Tories delete ‘London Crime’ video after major inaccuracies

The Conservative Party released and subsequently removed a campaign ad on social media after heavy criticism for its major inaccuracies.

The video attempted to invoke the dystopia of George Orwell’s famous novel 1984 as it layers ominous music over a grainy black-and-white video with a voice in a transatlantic accent, for no obvious reason.

In the ad, the voiceover claimed the streets of London are riddled with “crime and desperation”.

It also mentioned that “ULEZ enforcers dressed in black faces covered with masks” terrorise the city “at the beck and call of their Labour mayor master.”
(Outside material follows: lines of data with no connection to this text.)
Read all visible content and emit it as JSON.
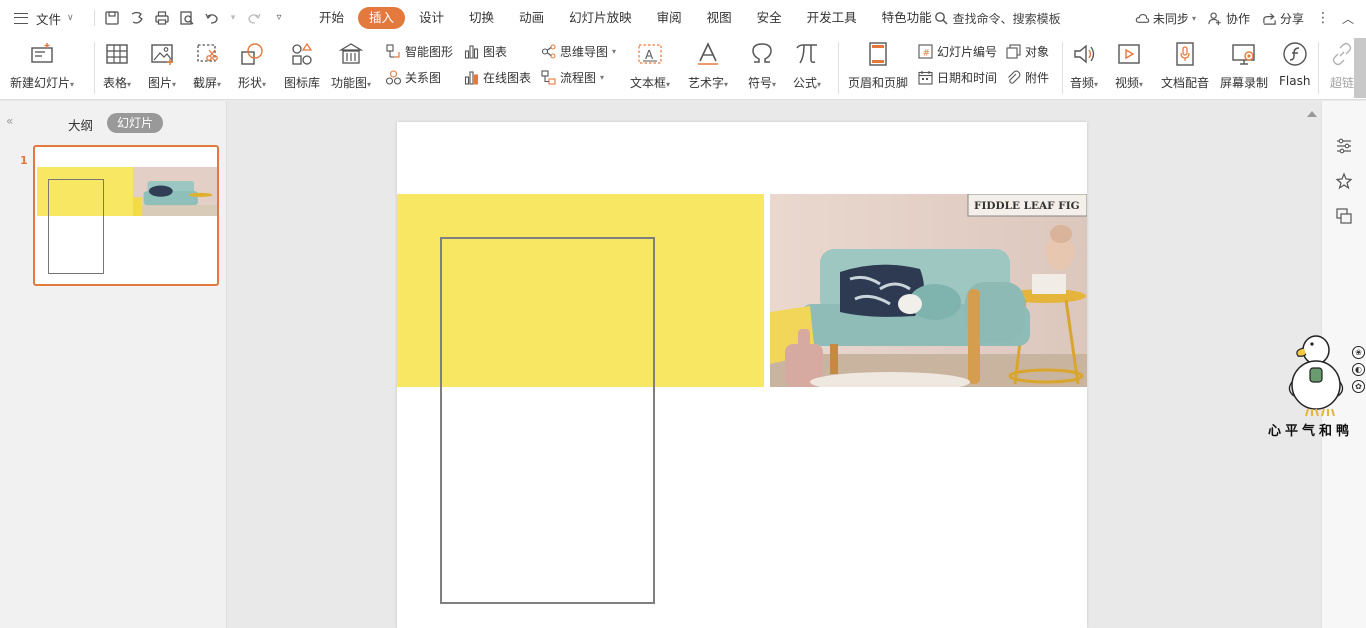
{
  "menu": {
    "file_label": "文件",
    "tabs": [
      {
        "label": "开始",
        "active": false
      },
      {
        "label": "插入",
        "active": true
      },
      {
        "label": "设计",
        "active": false
      },
      {
        "label": "切换",
        "active": false
      },
      {
        "label": "动画",
        "active": false
      },
      {
        "label": "幻灯片放映",
        "active": false
      },
      {
        "label": "审阅",
        "active": false
      },
      {
        "label": "视图",
        "active": false
      },
      {
        "label": "安全",
        "active": false
      },
      {
        "label": "开发工具",
        "active": false
      },
      {
        "label": "特色功能",
        "active": false
      }
    ],
    "search_placeholder": "查找命令、搜索模板",
    "sync_label": "未同步",
    "collab_label": "协作",
    "share_label": "分享"
  },
  "ribbon": {
    "new_slide": "新建幻灯片",
    "table": "表格",
    "picture": "图片",
    "screenshot": "截屏",
    "shape": "形状",
    "icon_library": "图标库",
    "function_chart": "功能图",
    "smart_art": "智能图形",
    "chart": "图表",
    "relation_chart": "关系图",
    "online_chart": "在线图表",
    "mind_map": "思维导图",
    "flow_chart": "流程图",
    "text_box": "文本框",
    "word_art": "艺术字",
    "symbol": "符号",
    "formula": "公式",
    "header_footer": "页眉和页脚",
    "slide_number": "幻灯片编号",
    "date_time": "日期和时间",
    "object": "对象",
    "attachment": "附件",
    "audio": "音频",
    "video": "视频",
    "doc_voice": "文档配音",
    "screen_record": "屏幕录制",
    "flash": "Flash",
    "hyperlink": "超链"
  },
  "panel": {
    "outline_label": "大纲",
    "slides_label": "幻灯片",
    "slide_number": "1"
  },
  "slide": {
    "photo_sign_text": "FIDDLE LEAF FIG"
  },
  "watermark": {
    "text": "心平气和鸭"
  },
  "colors": {
    "accent": "#e4793e",
    "yellow": "#f8e763",
    "rect_border": "#7f7f7f"
  }
}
Sadiq Khan fired back: “I worry that the Conservatives are trying to hoodwink Londoners with this negative campaign.”

The initial video was removed after it was revealed that footage had been taken from a New York City subway attack and replaced with the advert below which contains the same voiceover but has removed the subway footage.

 It’s been widely ridiculed, as shown by X’s context function.
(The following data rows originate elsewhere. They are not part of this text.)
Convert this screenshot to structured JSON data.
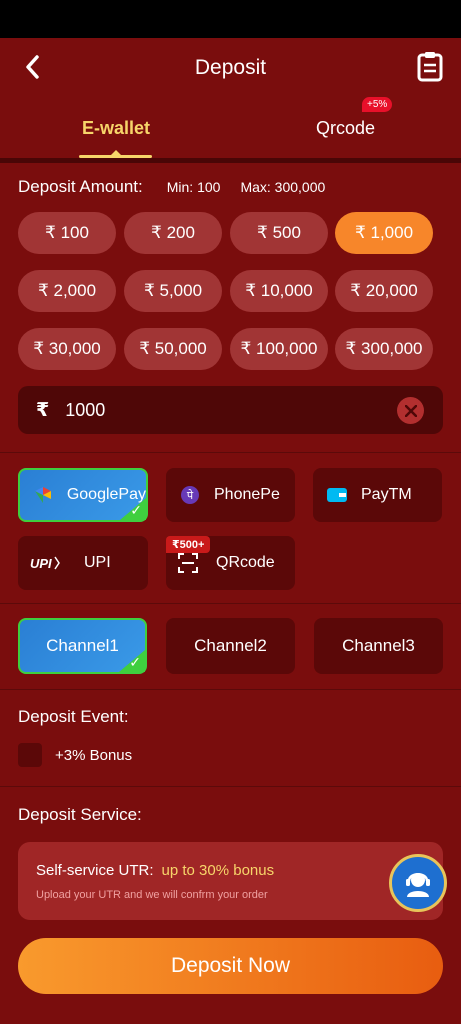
{
  "header": {
    "title": "Deposit"
  },
  "tabs": [
    {
      "label": "E-wallet",
      "active": true
    },
    {
      "label": "Qrcode",
      "badge": "+5%"
    }
  ],
  "amount": {
    "label": "Deposit Amount:",
    "min": "Min: 100",
    "max": "Max: 300,000",
    "options": [
      "₹ 100",
      "₹ 200",
      "₹ 500",
      "₹ 1,000",
      "₹ 2,000",
      "₹ 5,000",
      "₹ 10,000",
      "₹ 20,000",
      "₹ 30,000",
      "₹ 50,000",
      "₹ 100,000",
      "₹ 300,000"
    ],
    "selected": "₹ 1,000",
    "currency": "₹",
    "value": "1000"
  },
  "methods": [
    {
      "label": "GooglePay",
      "icon": "google-pay-icon",
      "selected": true
    },
    {
      "label": "PhonePe",
      "icon": "phonepe-icon"
    },
    {
      "label": "PayTM",
      "icon": "paytm-icon"
    },
    {
      "label": "UPI",
      "icon": "upi-icon"
    },
    {
      "label": "QRcode",
      "icon": "qr-scan-icon",
      "badge": "₹500+"
    }
  ],
  "channels": [
    {
      "label": "Channel1",
      "selected": true
    },
    {
      "label": "Channel2"
    },
    {
      "label": "Channel3"
    }
  ],
  "event": {
    "label": "Deposit Event:",
    "bonus": "+3% Bonus"
  },
  "service": {
    "label": "Deposit Service:",
    "title": "Self-service UTR:",
    "bonus": "up to 30% bonus",
    "subtitle": "Upload your UTR and we will confrm your order"
  },
  "submit": {
    "label": "Deposit Now"
  },
  "colors": {
    "background": "#7a0d0d",
    "accent": "#f7862a",
    "highlight": "#f7d56a",
    "selected_border": "#3fcf3f"
  }
}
The current version of the advert, as shown above, was published on X.

The video claims a 54% increase in crime and that “Londoners [should] stay inside or go underground.”
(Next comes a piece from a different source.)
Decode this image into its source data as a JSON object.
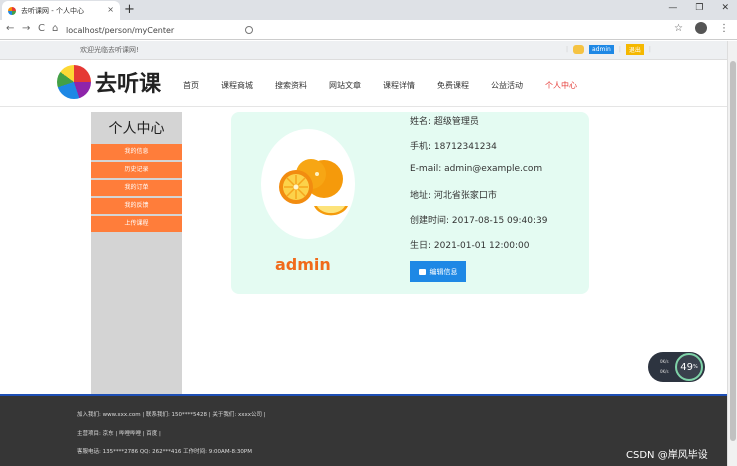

However, stats released two months ago largely dispute this.

The Crime Survey for England and Wales reveals that individuals are actually at a lower percentage risk of becoming crime victims in London compared to the national average.

In the capital, only 14.9% of residents experienced a crime affecting them personally or their household in the year ending September 2023, whereas the national figure stands at 15.7%.

The murder rate in London has decreased.

The Metropolitan Police recorded 110 murders last year, equal to 2022.

That’s down from a peak of 153 in 2019 and is also lower than the 120 recorded in 2015.

A police officer out in London
Credit: dutourdumonde, via Deposit Photos

Khan is going for a third term as London Mayor, and the polls have him ahead of his main competition and Conservative candidate Susan Hall.

The Savanta poll for the Centre for London tracking voting intention showed Khan on 51% and Hall on 27%, giving him a 24-point lead, similar to a series of previous polls.

If he can extend his incumbency beyond eight years, Khan has pledged the “greatest council home-building drive in a generation”, vowing to complete 40,000 new homes by 2030.

He is dedicated to his clean air policy by expanding the ULEZ zone which requires older and more polluting vehicles to pay a £12.50 daily charge.

Two ULEZ Zone signs next to each other
Credit: Matt Brown via Flickr

Recently, he announced a £30million funding boost for the city’s youth services.

To win over the sceptics, Khan has dismissed the idea he will implement road charges, quashing rumours of their supposed introduction by 2026.

Critics have argued this serves as a conciliatory gesture towards suburban voters who are uncertain about his leadership.

Voting for the London Mayoral election takes place on Thursday, May 2.